9. Ainsi qu’il a été dit au point 3 Mme C se plaint de ses conditions de travail qu’elle estime génératrices de stress en raison du niveau d’activité de son service et du comportement de ses supérieurs hiérarchiques pour expliquer son accident cardio-vasculaire. Néanmoins les pièces qu’elle produit à l’appui de ses écritures à savoir notamment un compte-rendu d’entretien professionnel au titre de l’année 2019, un rapport d’activité, une fiche de poste, ne permettent de tenir pour établi la réalité des conditions de travail qu’elle décrit et en particulier une situation de stress liés aux " sautes d’humeur de plus en plus fréquence de [sa] hiérarchie « . En outre, il ressort de l’expertise médicale du docteur B du 8 octobre 2020 et du rapport du 11 septembre 2013 du docteur A, cardiologue, que l’intéressée souffre d’une cardiopathie ischémique découverte en 2010 qui a nécessité une angioplastie et la pose d’un stent. En 2013, le docteur A relevait que » la condition hémodynamique de cette patiente est somme toute satisfaisante sans traitement médical. Mais l’idéal voudrait que cette patiente bénéficie d’un traitement cardio-protecteur associant IEC, anti-agrégant plaquettaire et statine. Cette patiente s’y oppose farouchement malgré nos conseils « . Si Mme C se prévaut de la prise quotidienne d’un médicament le Kardégic, toutefois, elle ne produit qu’une ordonnance postérieure à son accident de 2019. Ainsi, consécutivement à ses problèmes de santé survenus en 2010, la requérante qui était regardée comme une personne à risque cardio-vasculaire, n’a pas été observante dans la prise de son traitement médical. Dans ces conditions, s’il est constant que l’accident de santé est survenu sur les lieux et temps de service, la requérante, qui n’établit pas qu’elle aurait vécu ce jour-là une situation anormale de stress préalablement à la survenue de son syndrome coronarien aigu, ne démontre pas l’existence d’un lien direct entre cet accident de santé et les conditions d’exécution de son service.
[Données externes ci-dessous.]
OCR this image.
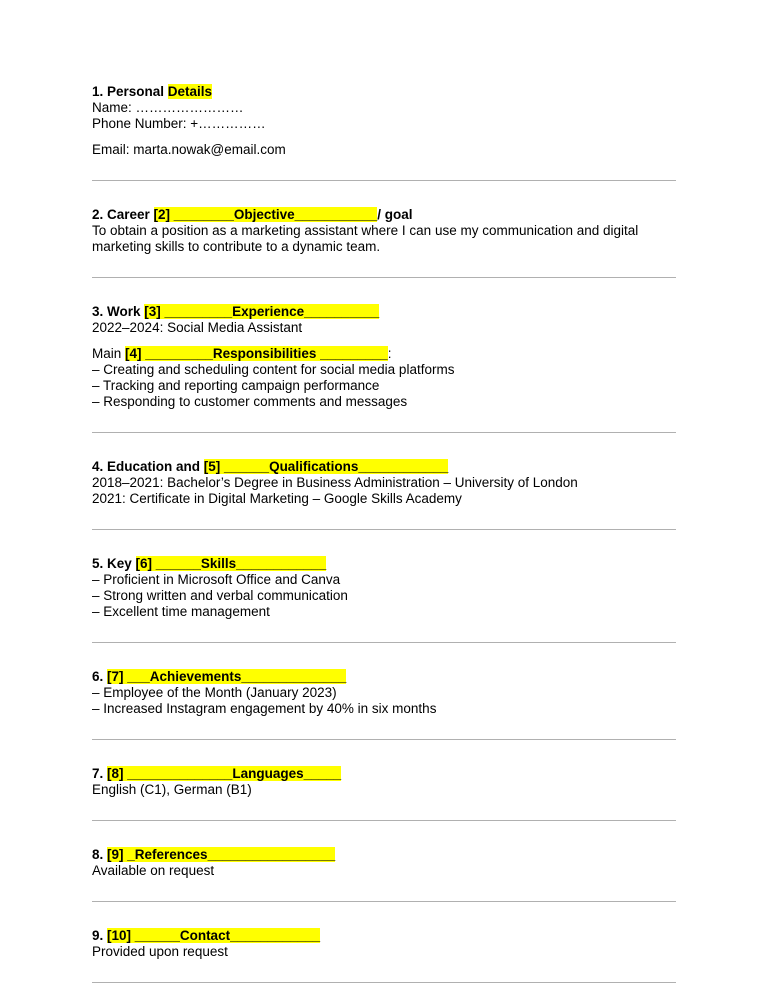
1. Personal Details

Name: ……………………

Phone Number: +……………

Email: marta.nowak@email.com

2. Career [2] ________Objective___________/ goal

To obtain a position as a marketing assistant where I can use my communication and digital marketing skills to contribute to a dynamic team.

3. Work [3] _________Experience__________

2022–2024: Social Media Assistant

Main [4] _________Responsibilities _________:

– Creating and scheduling content for social media platforms

– Tracking and reporting campaign performance

– Responding to customer comments and messages

4. Education and [5] ______Qualifications____________

2018–2021: Bachelor’s Degree in Business Administration – University of London

2021: Certificate in Digital Marketing – Google Skills Academy

5. Key [6] ______Skills____________

– Proficient in Microsoft Office and Canva

– Strong written and verbal communication

– Excellent time management

6. [7] ___Achievements______________

– Employee of the Month (January 2023)

– Increased Instagram engagement by 40% in six months

7. [8] ______________Languages_____

English (C1), German (B1)

8. [9] _References_________________

Available on request

9. [10] ______Contact____________

Provided upon request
Dès lors, en refusant de reconnaître l’imputabilité au service de cet accident, en se fondant sur l’existence d’un » état antérieur représentant une circonstance particulière détachant l’accident du service " l’administration, n’a commis ni erreur de droit, ni erreur d’appréciation, contrairement à ce que soutient Mme C. Par suite, cette dernière n’est pas fondée à demander l’annulation des décisions attaquées.
10. Il résulte de tout ce qui précède que les conclusions à fin d’annulation présentées par Mme C doivent être rejetées, ainsi que par voie de conséquence ses conclusions à fin d’injonction.
Sur les frais liés au litige :
11. Les dispositions de l’article L. 761-1 du code de justice administrative font obstacle à ce que soit mise à la charge de l’Etat qui n’est pas, dans la présente instance, partie perdante, la somme que Mme C demande au titre des frais exposés et non compris dans les dépens.
D E C I D E :
Article 1er : La requête de Mme C est rejetée.
Article 2 : Le présent jugement sera notifié à Mme D C et au préfet de la zone de défense et de sécurité ouest.
Délibéré après l’audience du 20 juin 2024, à laquelle siégeaient :
M. Descombes, président,
M. Le Roux, premier conseiller,
Mme Tourre, première conseillère.
Rendu public par mise à disposition au greffe le 4 juillet 2024.
Le rapporteur,
Signé
P. Le Roux Le président,
Signé
G. Descombes Le greffier,
Signé
J-M. Riaud
La République mande et ordonne au préfet d’Ille-et-Vilaine, en ce qui le concerne et à tous commissaires de justice à ce requis en ce qui concerne les voies de droit commun contre les parties privées, de pourvoir à l’exécution de la présente décision.